Growing Official Intolerance in Russia Fraught with Dangers, Including Possibility of Global War, Yerofeyev Says

Paul Goble

            Staunton, November 16 – Today, as every year since 1995, the world marks the International Day of Tolerance, a value shared by many peoples and cultures throughout history, Viktor Yerofeyev says. But unfortunately, it now divides the democratic world where it is a core value from authoritarian regimes like Russia which view it with suspicion and hostility.

            There are very few states in the world which proclaim their opposition to tolerance, the Russian writer says. North Korea is one. But there are many more authoritarian ones that in fact promote intolerance while denying they are doing so (dw.com/ru/виктор-ерофеев-чужда-ли-россии-культура-толерантности/a-51252369).

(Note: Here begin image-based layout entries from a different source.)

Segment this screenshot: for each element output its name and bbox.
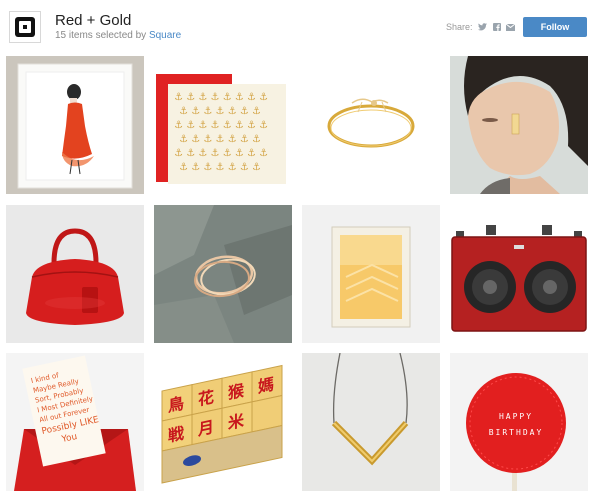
block-char: 米 bbox=[228, 411, 245, 433]
item-red-handbag[interactable] bbox=[6, 205, 144, 343]
block-char: 媽 bbox=[258, 374, 274, 396]
svg-text:⚓ ⚓ ⚓ ⚓ ⚓ ⚓ ⚓ ⚓: ⚓ ⚓ ⚓ ⚓ ⚓ ⚓ ⚓ ⚓ bbox=[174, 148, 268, 159]
block-char: 戦 bbox=[168, 423, 185, 445]
item-gold-necklace[interactable] bbox=[302, 353, 440, 491]
collection-title: Red + Gold bbox=[55, 12, 132, 29]
lollipop-text: BIRTHDAY bbox=[489, 428, 544, 437]
item-gold-rings[interactable] bbox=[154, 205, 292, 343]
item-red-boombox[interactable] bbox=[450, 205, 588, 343]
svg-text:⚓ ⚓ ⚓ ⚓ ⚓ ⚓ ⚓ ⚓: ⚓ ⚓ ⚓ ⚓ ⚓ ⚓ ⚓ ⚓ bbox=[174, 92, 268, 103]
share-label: Share: bbox=[446, 22, 473, 32]
lollipop-text: HAPPY bbox=[499, 412, 533, 421]
item-count-text: 15 items selected by bbox=[55, 30, 149, 41]
item-gold-print[interactable] bbox=[302, 205, 440, 343]
item-earring-portrait[interactable] bbox=[450, 56, 588, 194]
svg-text:⚓ ⚓ ⚓ ⚓ ⚓ ⚓ ⚓: ⚓ ⚓ ⚓ ⚓ ⚓ ⚓ ⚓ bbox=[179, 106, 261, 117]
item-gold-bracelet[interactable] bbox=[302, 56, 440, 194]
follow-button[interactable]: Follow bbox=[523, 17, 587, 37]
collection-subtitle: 15 items selected by Square bbox=[55, 30, 181, 41]
block-char: 鳥 bbox=[168, 393, 184, 415]
curator-link[interactable]: Square bbox=[149, 30, 181, 41]
item-red-dress-print[interactable] bbox=[6, 56, 144, 194]
block-char: 月 bbox=[197, 417, 214, 439]
svg-text:⚓ ⚓ ⚓ ⚓ ⚓ ⚓ ⚓: ⚓ ⚓ ⚓ ⚓ ⚓ ⚓ ⚓ bbox=[179, 162, 261, 173]
twitter-icon[interactable] bbox=[477, 22, 487, 32]
item-love-card[interactable]: I kind of Maybe Really Sort, Probably I … bbox=[6, 353, 144, 491]
email-icon[interactable] bbox=[505, 22, 515, 32]
square-logo-icon[interactable] bbox=[9, 11, 41, 43]
collection-header: Red + Gold 15 items selected by Square S… bbox=[0, 0, 596, 56]
item-gold-anchor-card[interactable]: ⚓ ⚓ ⚓ ⚓ ⚓ ⚓ ⚓ ⚓ ⚓ ⚓ ⚓ ⚓ ⚓ ⚓ ⚓ ⚓ ⚓ ⚓ ⚓ ⚓ … bbox=[154, 56, 292, 194]
item-birthday-lollipop[interactable]: HAPPY BIRTHDAY bbox=[450, 353, 588, 491]
block-char: 花 bbox=[198, 387, 214, 409]
item-character-blocks[interactable]: 鳥 花 猴 媽 戦 月 米 bbox=[154, 353, 292, 491]
svg-text:⚓ ⚓ ⚓ ⚓ ⚓ ⚓ ⚓: ⚓ ⚓ ⚓ ⚓ ⚓ ⚓ ⚓ bbox=[179, 134, 261, 145]
svg-text:⚓ ⚓ ⚓ ⚓ ⚓ ⚓ ⚓ ⚓: ⚓ ⚓ ⚓ ⚓ ⚓ ⚓ ⚓ ⚓ bbox=[174, 120, 268, 131]
block-char: 猴 bbox=[228, 381, 245, 403]
facebook-icon[interactable] bbox=[492, 22, 502, 32]
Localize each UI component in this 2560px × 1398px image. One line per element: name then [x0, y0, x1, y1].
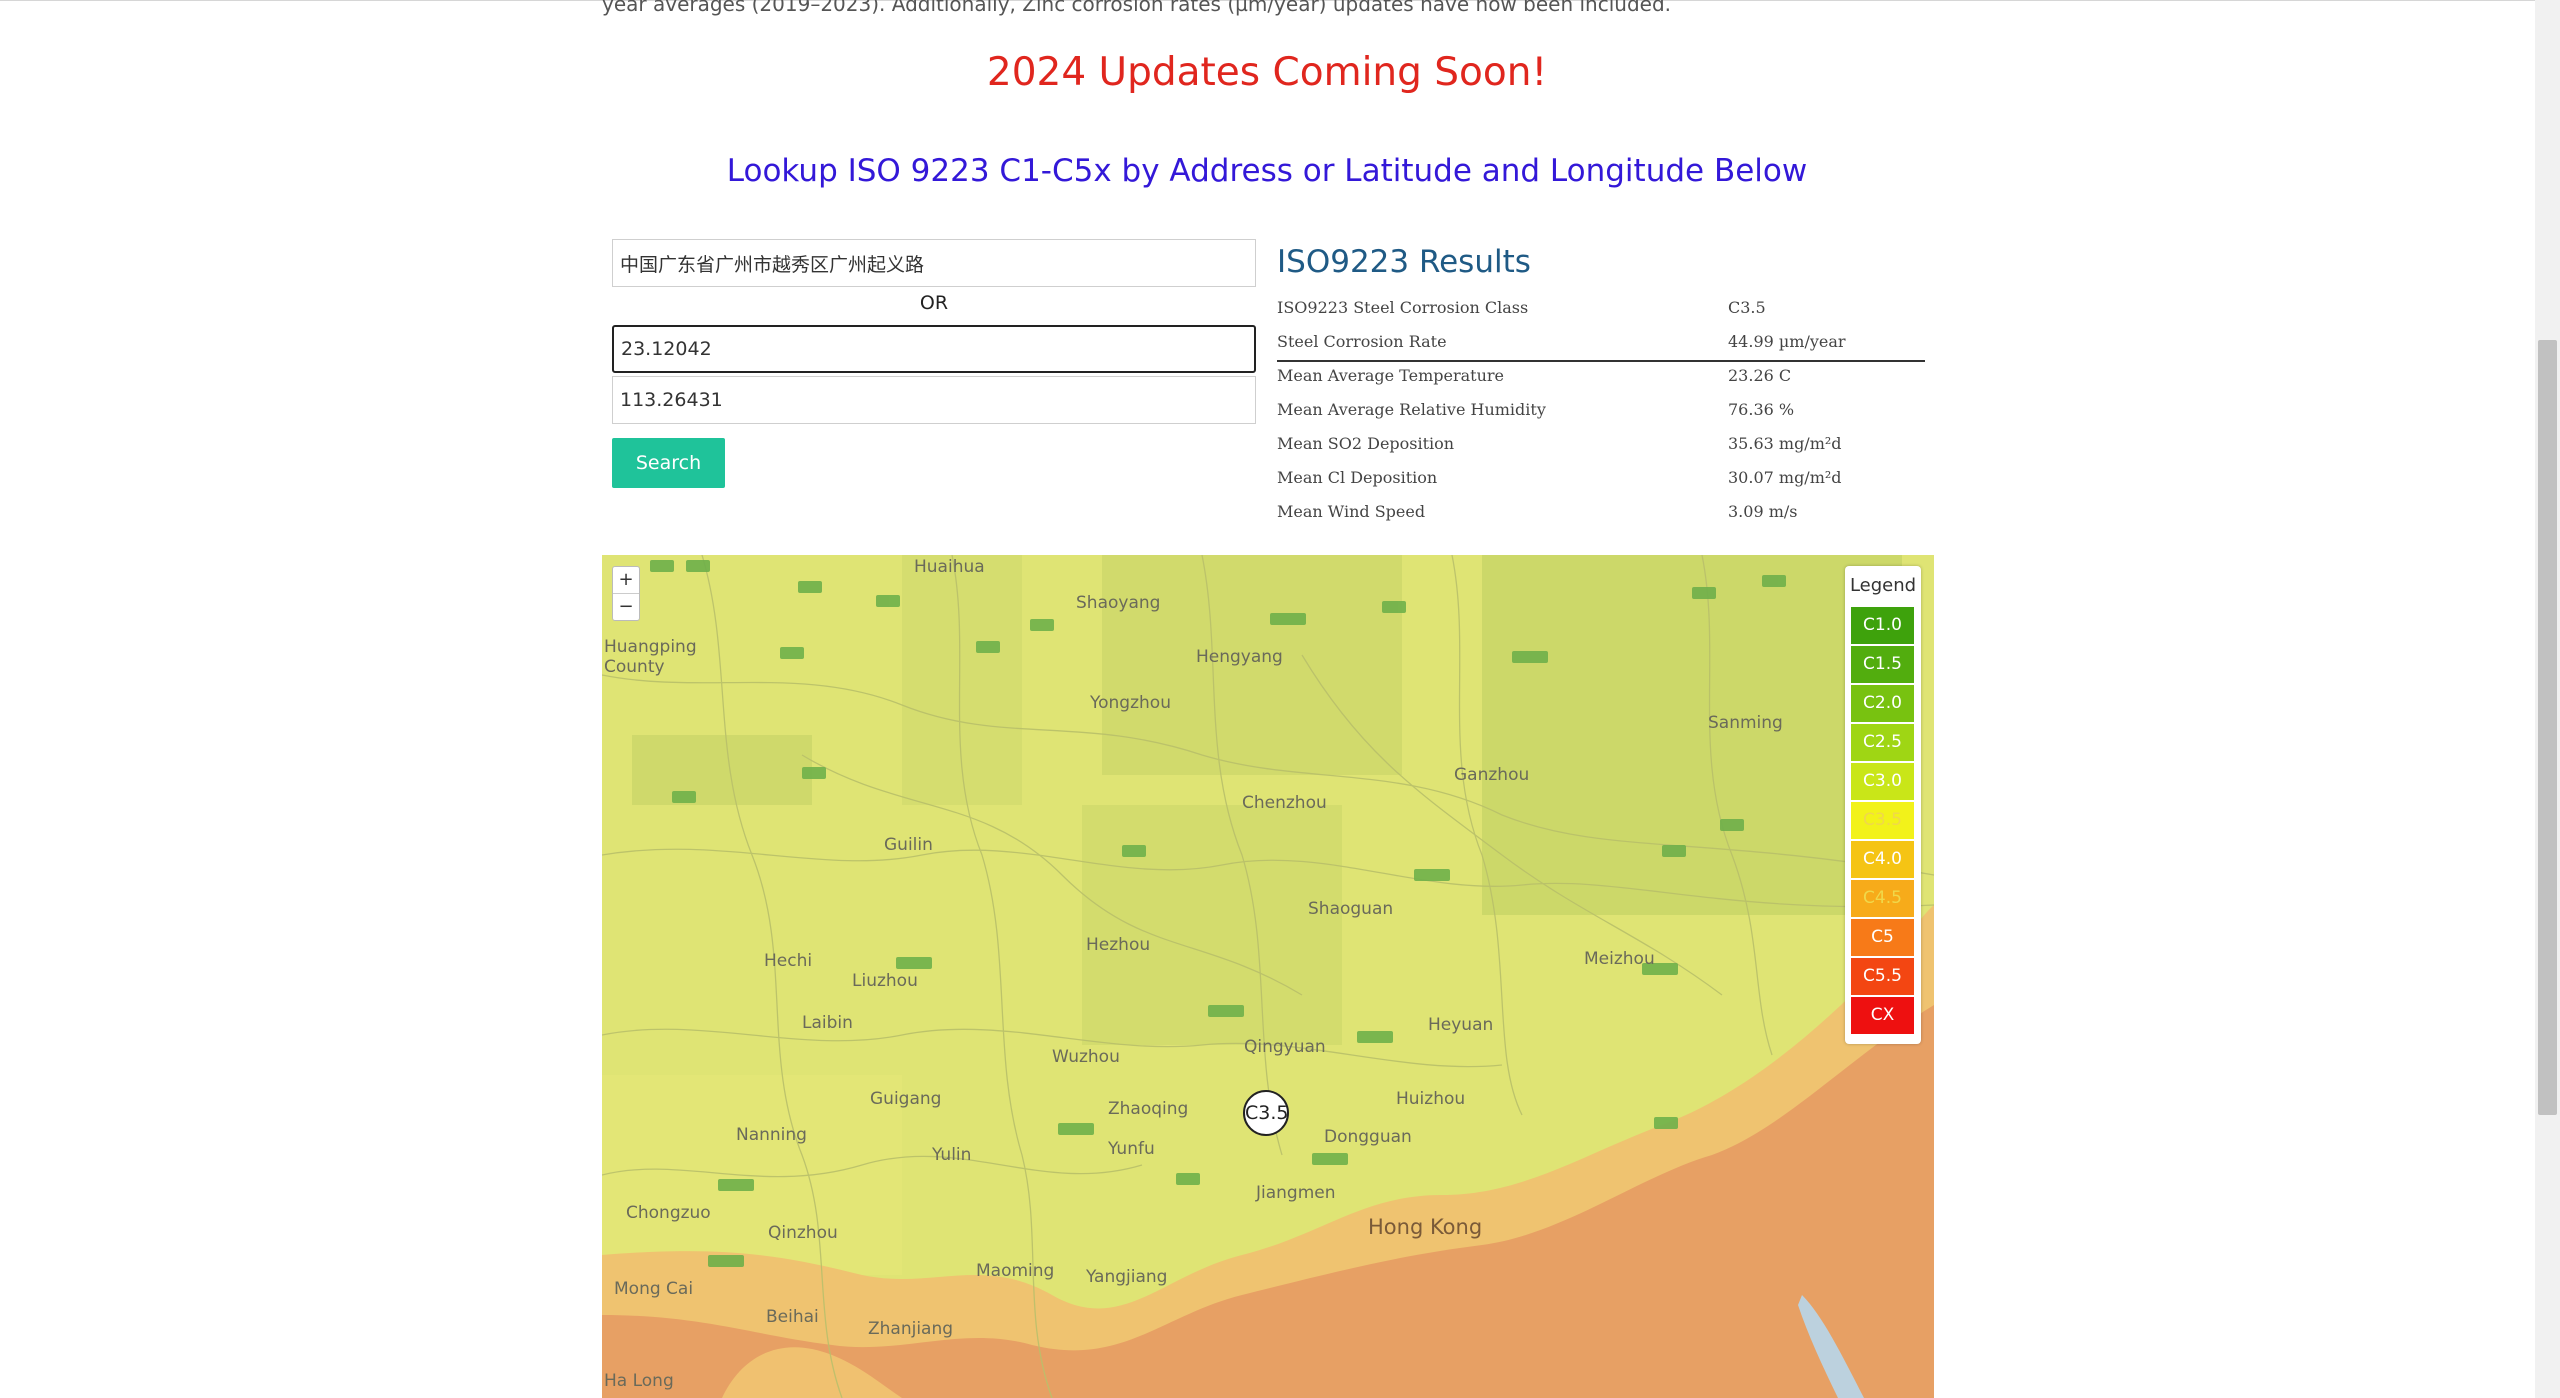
or-label: OR	[919, 292, 949, 314]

                Russia is among them, he continues, and is moving toward being among those states “which assert their national sovereign truth and do not really accept the values of tolerance.”  In this, they place themselves at odds with the West and thus open the door to “a fundamental conflict of the two systems, something fraught with catastrophes up to and including global war.”

            Historically, Yerofeyev says, tolerance has not been highly valued by Russians. “It is associated with weakness, ‘rotten’ compromises and the surrender of the position that ‘he who is not for us is against us.” Despite that, “many young people, the middle class, artists, scholars, and opposition groups share the principles of tolerance.”

             What is especially disturbing is that intolerance of others is growing at the official level. “Even in Brezhnev’s Soviet Union, the official ideology was more restrained because in the West, from the point of view of Marxism, lived not only ideological enemies but also workers and peasants who were brothers in terms of mentality.”

            The West has its problems with tolerance, of course; but they are different. There is the paradox of intolerance of intolerance, including arguments about its limits, and the danger that when it is insisted upon at all costs, it can become “repressive tolerance,” destroying the very values it is supposed to promote.

            “In Moscow,” Yerofeyev concludes, “the Center for Tolerance at the European Museum promote free dialogues about tolerance. They are what is needed for the future of Russia. Indeed, tolerance by itself will become the symbol of changes when and if, God willing, they take place.”